Когда Ален ушел, она встала с постели, обернув покрывало вокруг себя, и, волоча его по полу, последовала за Люком в смежную комнату.
Вареное мясо и большой кусок сыра лежали на столе рядом с караваем белого хлеба. Кора отщипнула кусочек и медленно прожевала его, запив глотком вина. Это было молодое вино, сладкое и некрепкое, отдающее ароматом винограда, выросшего где-то там, за Ла-Маншем.
Она посмотрела поверх своего кубка на Люка, который кинжалом нарезал себе толстые куски вареной говядины. Его голая грудь золотилась в свете лампы, и Кора подумала о далеких еще летних днях, когда солнце так покроет загаром ее собственную кожу, что ей придется носить длинные рукава, чтобы не загореть, как крестьянка. Бронзовый же загар на мускулах Люка делал его лишь более мужественным и привлекательным.
Сердце ее сжалось от сознания, насколько он стал важнее сейчас для нее, насколько большее место занимает теперь в ее жизни. Почему она позволила себе так увлечься им? Дошло до того, что она уже часами думала о нем, забыв все остальное, сидя с мечтательным видом, словно служанка, грезящая о молодом конюхе.

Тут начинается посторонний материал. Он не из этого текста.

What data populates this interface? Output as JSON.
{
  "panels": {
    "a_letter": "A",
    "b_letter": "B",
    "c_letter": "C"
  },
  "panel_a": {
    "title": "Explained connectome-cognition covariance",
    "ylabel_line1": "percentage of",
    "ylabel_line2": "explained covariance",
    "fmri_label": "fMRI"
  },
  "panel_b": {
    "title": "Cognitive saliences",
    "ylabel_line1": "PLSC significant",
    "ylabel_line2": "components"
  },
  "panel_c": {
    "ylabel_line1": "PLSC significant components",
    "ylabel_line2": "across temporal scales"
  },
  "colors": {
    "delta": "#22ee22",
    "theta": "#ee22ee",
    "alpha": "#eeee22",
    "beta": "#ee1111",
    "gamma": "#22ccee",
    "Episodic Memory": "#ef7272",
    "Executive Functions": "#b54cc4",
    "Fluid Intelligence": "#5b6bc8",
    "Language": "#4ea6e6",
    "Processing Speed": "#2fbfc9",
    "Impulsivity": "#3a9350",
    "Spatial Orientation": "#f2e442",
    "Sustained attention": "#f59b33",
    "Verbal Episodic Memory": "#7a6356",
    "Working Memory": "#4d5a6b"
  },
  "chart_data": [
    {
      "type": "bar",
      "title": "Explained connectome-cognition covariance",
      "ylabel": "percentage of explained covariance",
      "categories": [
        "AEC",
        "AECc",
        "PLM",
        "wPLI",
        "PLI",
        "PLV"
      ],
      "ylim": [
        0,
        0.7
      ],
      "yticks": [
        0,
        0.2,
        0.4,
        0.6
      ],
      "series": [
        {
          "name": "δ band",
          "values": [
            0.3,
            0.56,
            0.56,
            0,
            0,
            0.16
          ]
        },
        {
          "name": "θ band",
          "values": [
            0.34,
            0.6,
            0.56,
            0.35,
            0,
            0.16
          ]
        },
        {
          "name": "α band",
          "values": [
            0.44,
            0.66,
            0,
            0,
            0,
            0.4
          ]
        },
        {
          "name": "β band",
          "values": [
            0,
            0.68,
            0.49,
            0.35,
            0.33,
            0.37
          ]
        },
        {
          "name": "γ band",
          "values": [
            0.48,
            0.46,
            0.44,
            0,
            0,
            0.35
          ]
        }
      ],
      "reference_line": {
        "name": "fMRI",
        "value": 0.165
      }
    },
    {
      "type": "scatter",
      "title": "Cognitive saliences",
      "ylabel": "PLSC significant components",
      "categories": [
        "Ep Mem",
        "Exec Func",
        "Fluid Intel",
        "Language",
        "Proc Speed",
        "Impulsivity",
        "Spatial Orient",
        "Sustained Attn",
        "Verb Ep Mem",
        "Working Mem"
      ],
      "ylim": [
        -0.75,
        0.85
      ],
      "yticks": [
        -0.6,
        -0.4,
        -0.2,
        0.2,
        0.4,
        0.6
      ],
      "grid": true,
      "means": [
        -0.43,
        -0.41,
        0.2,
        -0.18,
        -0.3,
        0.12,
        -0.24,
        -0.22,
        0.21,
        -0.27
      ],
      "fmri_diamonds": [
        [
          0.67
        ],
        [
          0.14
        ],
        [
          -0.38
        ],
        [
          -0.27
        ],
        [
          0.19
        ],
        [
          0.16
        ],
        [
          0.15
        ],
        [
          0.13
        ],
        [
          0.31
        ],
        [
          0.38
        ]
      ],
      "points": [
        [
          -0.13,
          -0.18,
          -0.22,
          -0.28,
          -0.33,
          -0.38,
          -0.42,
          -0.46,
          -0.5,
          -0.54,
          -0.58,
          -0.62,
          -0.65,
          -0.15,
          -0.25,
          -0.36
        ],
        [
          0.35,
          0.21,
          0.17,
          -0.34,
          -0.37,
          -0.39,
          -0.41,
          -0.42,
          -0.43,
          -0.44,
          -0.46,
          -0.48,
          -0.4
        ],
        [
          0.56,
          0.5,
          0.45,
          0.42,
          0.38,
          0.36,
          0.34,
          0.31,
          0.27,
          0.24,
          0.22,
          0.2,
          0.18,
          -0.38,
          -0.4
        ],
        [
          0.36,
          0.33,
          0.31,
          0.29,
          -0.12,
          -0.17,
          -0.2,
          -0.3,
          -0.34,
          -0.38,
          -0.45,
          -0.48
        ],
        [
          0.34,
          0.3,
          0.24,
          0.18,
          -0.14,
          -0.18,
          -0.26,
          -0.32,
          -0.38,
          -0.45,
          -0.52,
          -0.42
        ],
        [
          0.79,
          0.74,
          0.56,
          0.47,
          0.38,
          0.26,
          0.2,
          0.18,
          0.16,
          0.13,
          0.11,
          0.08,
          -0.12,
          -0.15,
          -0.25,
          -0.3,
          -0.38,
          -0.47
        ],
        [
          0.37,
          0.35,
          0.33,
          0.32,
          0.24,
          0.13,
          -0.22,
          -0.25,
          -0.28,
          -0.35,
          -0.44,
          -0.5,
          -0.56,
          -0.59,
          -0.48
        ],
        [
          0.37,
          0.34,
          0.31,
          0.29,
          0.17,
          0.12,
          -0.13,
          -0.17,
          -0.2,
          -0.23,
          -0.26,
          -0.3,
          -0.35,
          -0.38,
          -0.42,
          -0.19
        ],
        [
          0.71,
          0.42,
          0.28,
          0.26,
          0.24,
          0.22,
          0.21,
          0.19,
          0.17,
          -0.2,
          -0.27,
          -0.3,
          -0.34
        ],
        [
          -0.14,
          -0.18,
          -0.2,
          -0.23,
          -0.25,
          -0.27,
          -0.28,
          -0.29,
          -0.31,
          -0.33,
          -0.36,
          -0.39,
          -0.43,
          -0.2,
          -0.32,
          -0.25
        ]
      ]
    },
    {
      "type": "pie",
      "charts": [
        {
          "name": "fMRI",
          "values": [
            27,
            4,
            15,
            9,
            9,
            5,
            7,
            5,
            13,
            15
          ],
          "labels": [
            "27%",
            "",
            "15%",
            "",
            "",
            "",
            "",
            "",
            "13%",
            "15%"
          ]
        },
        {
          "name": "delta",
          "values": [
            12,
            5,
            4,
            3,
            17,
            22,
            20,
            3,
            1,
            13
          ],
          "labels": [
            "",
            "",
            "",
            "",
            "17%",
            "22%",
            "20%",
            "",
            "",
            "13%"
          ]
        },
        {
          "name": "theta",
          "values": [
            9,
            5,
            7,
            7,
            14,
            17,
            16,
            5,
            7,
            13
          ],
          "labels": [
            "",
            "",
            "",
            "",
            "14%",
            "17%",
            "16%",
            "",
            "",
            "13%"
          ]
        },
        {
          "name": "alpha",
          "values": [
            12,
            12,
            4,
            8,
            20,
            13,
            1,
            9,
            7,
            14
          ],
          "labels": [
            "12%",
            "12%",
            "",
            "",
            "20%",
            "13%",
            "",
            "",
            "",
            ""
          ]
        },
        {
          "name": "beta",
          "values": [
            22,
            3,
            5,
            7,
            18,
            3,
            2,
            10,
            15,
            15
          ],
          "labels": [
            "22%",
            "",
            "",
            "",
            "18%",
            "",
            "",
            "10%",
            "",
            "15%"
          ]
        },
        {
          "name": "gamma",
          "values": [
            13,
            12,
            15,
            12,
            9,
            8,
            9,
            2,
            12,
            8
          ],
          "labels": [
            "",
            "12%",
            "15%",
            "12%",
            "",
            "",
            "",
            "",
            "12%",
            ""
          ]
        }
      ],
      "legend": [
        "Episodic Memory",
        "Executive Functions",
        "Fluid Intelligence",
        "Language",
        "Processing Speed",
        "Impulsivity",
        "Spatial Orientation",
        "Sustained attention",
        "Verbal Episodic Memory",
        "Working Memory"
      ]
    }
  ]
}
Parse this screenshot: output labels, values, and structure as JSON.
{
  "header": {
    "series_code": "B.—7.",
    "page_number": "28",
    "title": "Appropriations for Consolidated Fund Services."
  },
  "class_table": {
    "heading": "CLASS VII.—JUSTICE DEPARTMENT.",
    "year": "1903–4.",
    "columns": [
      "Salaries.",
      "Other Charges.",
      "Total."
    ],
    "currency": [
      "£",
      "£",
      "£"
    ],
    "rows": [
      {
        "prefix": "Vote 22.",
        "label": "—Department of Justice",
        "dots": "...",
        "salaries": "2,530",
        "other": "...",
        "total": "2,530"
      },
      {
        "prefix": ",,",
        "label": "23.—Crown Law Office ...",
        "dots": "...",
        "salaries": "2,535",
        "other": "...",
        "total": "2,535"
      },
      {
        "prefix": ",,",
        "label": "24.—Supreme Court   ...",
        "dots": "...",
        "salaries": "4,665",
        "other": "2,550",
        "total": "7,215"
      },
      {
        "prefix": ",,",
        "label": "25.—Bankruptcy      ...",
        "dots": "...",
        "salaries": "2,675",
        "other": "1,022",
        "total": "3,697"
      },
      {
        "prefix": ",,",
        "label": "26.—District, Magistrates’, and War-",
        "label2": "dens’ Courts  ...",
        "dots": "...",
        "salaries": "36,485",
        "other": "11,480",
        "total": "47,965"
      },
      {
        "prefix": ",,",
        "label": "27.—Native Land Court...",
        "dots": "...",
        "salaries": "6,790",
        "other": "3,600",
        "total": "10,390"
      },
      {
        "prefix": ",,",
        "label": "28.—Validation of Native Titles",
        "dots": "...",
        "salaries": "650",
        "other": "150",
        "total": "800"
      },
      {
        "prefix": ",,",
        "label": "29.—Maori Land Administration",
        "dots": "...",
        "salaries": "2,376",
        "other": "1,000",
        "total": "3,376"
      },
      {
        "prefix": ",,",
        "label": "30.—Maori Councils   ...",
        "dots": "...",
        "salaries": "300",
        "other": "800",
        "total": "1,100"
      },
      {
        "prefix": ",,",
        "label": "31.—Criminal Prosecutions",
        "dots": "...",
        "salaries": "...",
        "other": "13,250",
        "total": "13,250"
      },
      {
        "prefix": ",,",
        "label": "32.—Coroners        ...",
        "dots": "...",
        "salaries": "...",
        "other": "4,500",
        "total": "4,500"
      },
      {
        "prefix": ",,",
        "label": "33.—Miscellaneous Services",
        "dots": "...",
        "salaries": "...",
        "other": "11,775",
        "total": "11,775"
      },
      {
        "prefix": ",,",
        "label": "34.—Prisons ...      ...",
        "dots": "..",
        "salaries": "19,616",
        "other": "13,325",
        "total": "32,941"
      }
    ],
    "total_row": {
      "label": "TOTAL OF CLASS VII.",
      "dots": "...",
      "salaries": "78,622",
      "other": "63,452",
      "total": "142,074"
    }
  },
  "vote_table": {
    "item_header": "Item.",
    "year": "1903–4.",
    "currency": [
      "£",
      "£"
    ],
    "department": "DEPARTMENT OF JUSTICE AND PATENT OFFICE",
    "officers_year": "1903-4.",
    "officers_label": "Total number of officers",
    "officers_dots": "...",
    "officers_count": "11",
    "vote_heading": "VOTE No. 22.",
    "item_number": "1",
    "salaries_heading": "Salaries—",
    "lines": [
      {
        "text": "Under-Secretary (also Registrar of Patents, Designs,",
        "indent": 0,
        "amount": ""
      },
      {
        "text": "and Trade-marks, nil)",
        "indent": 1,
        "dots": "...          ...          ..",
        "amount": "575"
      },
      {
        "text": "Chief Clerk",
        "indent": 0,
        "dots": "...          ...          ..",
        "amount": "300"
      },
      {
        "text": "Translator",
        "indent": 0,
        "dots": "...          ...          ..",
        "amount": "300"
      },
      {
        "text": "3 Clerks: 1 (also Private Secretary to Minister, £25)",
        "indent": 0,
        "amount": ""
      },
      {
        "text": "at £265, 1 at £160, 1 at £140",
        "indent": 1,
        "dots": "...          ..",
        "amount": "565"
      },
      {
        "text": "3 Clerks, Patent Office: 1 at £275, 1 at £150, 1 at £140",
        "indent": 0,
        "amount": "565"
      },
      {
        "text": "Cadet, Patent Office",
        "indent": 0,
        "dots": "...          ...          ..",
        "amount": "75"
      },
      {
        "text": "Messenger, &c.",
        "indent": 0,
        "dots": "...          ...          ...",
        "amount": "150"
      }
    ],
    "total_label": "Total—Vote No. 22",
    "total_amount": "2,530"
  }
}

Никогда Кора не думала, что забудет себя до такой степени. Даже с Вульфриком никогда она так не забывалась, хотя любила смотреть на него и слышать его голос. Видимо, физическая близость очень крепко связала ее с Люком. Да, так оно и есть. Это вселило в нее беспокойство, и Кора спросила себя, а не сожалеет ли он о том, что расстался с леди Амелией? Часто ли думает о своей прежней любви? А может, он предпочел бы видеть Амелию в своей постели вместо нее?..
Некоторое время ее мучил этот вопрос. Хотя Люк никогда даже не упоминал об этой женщине, Кора не могла о ней забыть. Амелия… О, как ненавидела она даже это имя, негодуя при одной мысли о том, что ей, Коре, он мог бы предпочесть другую женщину!
Взглянув на Люка, она подавила в себе этот приступ ревности. Забыл ли он леди Амелию? Или еще нет?..
Положив в рот маленький кусочек сыра, Кора поняла, насколько она голодна. День был долгим, а путешествие трудным, поскольку Люк торопил их добраться до Вулфриджа до темноты. Но теперь, по крайней мере, они дома. И Шеба в безопасности, слава Богу. Нельзя допустить, чтобы ее снова посадили в клетку. Хотя конюх Поль и казался ей добрым малым, их прежний слуга, Хардред, ставший теперь его новым помощником, никогда не любил ни Кору, ни ее волчицу; нельзя полагаться на него. Она была благодарна Люку за то, что он смягчился и позволил волчице оставаться рядом с ней.
Продолжая жевать, Кора снова взглянула на мужа и подумала о человеке, которого он называл своим братом. Уж не из-за этого ли Жан-Поля он так торопился в Вулфридж? Но нет, вряд ли. У Коры сложилось впечатление, что приезд брата стал для него неожиданностью, и притом не очень-то приятной. Но почему? Она знала о Люке так мало, лишь несколько фактов, которые сообщил ей Роберт де Брийон – единственный источник ее сведений о муже. И все же когда она прямо спросила сэра Роберта о семье Люка, тот уклонился от расспросов, явно не желая говорить на эту тему.
Поджав под себя одну ногу и лениво покачивая другой, Кора потянулась за куском сыра, лежащим на деревянном блюде, и как бы между прочим спросила:
– Люк, а кто был тот человек в коридоре?
Люк налил себе еще немного вина и, точно не слыша ее вопроса, неторопливо выпил. А когда поставил кубок обратно на стол, коротко ответил:
– Мой брат.
– Ты никогда не упоминал, что у тебя есть брат. – Она пробежала пальцами по выщербленной крышке старого стола. – И долго он здесь пробудет?
– Жан-Поль не посмеет снова заигрывать с тобой. Он не настолько глуп, чтобы зайти так далеко.
Кора внимательно взглянула на мужа, почувствовав горечь в его тоне.
– Ты совсем его не любишь?
Люк глубоко вздохнул и отвернулся.
– Я не видел его с тех пор, как он покинул Нормандию.
Тон его не допускал дальнейших расспросов, но Кора не могла удержаться, чтобы не поинтересоваться:
– Почему между вами такая неприязнь? Вы не поделили наследство?
Брови Люка сдвинулись, а рот скривился в горькой усмешке.
– Делить было нечего. Вернее, не было никакого дележа. Просто он унаследовал все от нашего отца, а мне достались лишь крохи. А теперь он плачется и просит сделать для него то, что он должен был сделать для меня много лет назад.